Yo pude identificar con los años algunos equivalentes en la comida espiritual, varios, muchos… ¿Qué tienen en común? Son accesibles, atractivos y casi no requieren esfuerzo, pero no siempre es la comida adecuada para tu crecimiento espiritual.
Hoy hay mucha comida a través de las redes sociales pero no todas sacian y dejan un vacío… no nutren. Cuando te das cuenta, aunque comiste tu ración diaria igual estás debilitado y tu crecimiento no es suficiente o real. No hay cambios duraderos. Estás detenido, debilitada.

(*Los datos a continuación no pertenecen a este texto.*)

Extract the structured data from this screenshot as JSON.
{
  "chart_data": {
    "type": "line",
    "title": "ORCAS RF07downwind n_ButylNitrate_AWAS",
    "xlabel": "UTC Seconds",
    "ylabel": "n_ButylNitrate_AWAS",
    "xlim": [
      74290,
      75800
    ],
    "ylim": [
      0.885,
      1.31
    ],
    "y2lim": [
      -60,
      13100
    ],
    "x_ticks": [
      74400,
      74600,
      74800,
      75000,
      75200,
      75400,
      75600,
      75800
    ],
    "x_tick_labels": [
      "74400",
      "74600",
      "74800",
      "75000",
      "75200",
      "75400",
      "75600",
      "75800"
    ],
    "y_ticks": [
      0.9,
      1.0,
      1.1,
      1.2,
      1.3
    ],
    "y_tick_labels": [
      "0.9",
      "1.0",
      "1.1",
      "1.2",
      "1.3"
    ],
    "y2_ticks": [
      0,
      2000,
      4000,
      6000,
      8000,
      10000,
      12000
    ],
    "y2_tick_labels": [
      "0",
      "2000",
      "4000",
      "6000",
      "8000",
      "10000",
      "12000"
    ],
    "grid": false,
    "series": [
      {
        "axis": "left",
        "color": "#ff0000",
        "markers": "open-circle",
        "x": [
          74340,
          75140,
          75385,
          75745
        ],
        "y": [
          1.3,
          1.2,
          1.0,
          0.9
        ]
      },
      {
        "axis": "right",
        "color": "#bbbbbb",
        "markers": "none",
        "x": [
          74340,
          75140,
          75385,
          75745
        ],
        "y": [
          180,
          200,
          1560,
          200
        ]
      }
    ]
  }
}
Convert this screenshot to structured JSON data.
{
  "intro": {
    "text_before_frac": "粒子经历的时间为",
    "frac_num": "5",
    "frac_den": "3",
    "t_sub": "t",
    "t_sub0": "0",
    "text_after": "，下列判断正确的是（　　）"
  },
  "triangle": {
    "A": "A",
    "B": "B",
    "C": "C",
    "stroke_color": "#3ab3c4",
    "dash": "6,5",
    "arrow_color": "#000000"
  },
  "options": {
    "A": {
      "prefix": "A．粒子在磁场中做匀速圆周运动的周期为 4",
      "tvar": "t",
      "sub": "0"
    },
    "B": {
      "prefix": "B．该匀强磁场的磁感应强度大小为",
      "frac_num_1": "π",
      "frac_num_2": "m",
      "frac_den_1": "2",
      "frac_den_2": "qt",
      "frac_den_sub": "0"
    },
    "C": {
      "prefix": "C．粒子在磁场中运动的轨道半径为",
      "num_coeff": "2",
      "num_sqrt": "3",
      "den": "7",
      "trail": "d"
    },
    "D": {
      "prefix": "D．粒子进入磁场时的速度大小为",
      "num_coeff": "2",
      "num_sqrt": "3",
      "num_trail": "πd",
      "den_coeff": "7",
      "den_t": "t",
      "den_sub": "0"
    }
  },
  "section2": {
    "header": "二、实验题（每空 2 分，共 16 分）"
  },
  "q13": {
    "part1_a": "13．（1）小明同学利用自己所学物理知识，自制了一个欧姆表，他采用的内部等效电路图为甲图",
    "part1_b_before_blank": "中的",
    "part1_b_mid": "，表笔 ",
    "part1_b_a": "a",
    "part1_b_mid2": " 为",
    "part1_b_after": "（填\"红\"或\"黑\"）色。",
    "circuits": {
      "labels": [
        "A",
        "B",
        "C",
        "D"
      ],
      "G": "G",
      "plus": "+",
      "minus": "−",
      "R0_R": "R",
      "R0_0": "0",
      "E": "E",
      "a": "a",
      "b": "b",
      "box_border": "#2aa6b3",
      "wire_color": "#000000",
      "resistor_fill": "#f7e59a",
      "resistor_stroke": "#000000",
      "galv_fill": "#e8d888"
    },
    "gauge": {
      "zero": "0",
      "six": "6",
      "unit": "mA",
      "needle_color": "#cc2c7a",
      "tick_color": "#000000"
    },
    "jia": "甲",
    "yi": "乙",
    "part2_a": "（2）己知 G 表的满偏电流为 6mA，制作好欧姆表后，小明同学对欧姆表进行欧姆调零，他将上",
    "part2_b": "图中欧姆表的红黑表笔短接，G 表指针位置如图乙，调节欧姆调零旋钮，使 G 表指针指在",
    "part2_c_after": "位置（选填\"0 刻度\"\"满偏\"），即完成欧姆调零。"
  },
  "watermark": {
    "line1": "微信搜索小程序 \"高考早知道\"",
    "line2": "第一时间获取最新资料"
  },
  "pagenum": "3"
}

Dios tiene una dieta balanceada para vos, adecuada para tu realidad y que te impulsa y fortalece para servir a otros y ser realmente de bendición. Como dicen popularmente: “no hay como la comida casera”, la mesa familiar en la iglesia en la que Dios te sembró.
La comida Real (de realeza) es la que solamente el Rey puede darte y es la única que te permite crecer fuerte y sólido, de manera que cuando lleguen los desafíos que pongan a prueba tu fe puedas hacerles frente, no como aquel que tiene todo resuelto y nunca se equivoca, sino como el cristiano que es consciente de que el Rey le ha quitado sus vestidos de prisionero y le ofrece Su comida todos los días de su vida.
¿De qué o de quién te estás alimentando? ¿Cómo podrías hacer cambios en tu dieta?
Podés cumplir tu ritual de escuchar música cristiana, leer y asistir a los cultos, pero realmente no ser transformado, cambiada por el Espíritu cada día.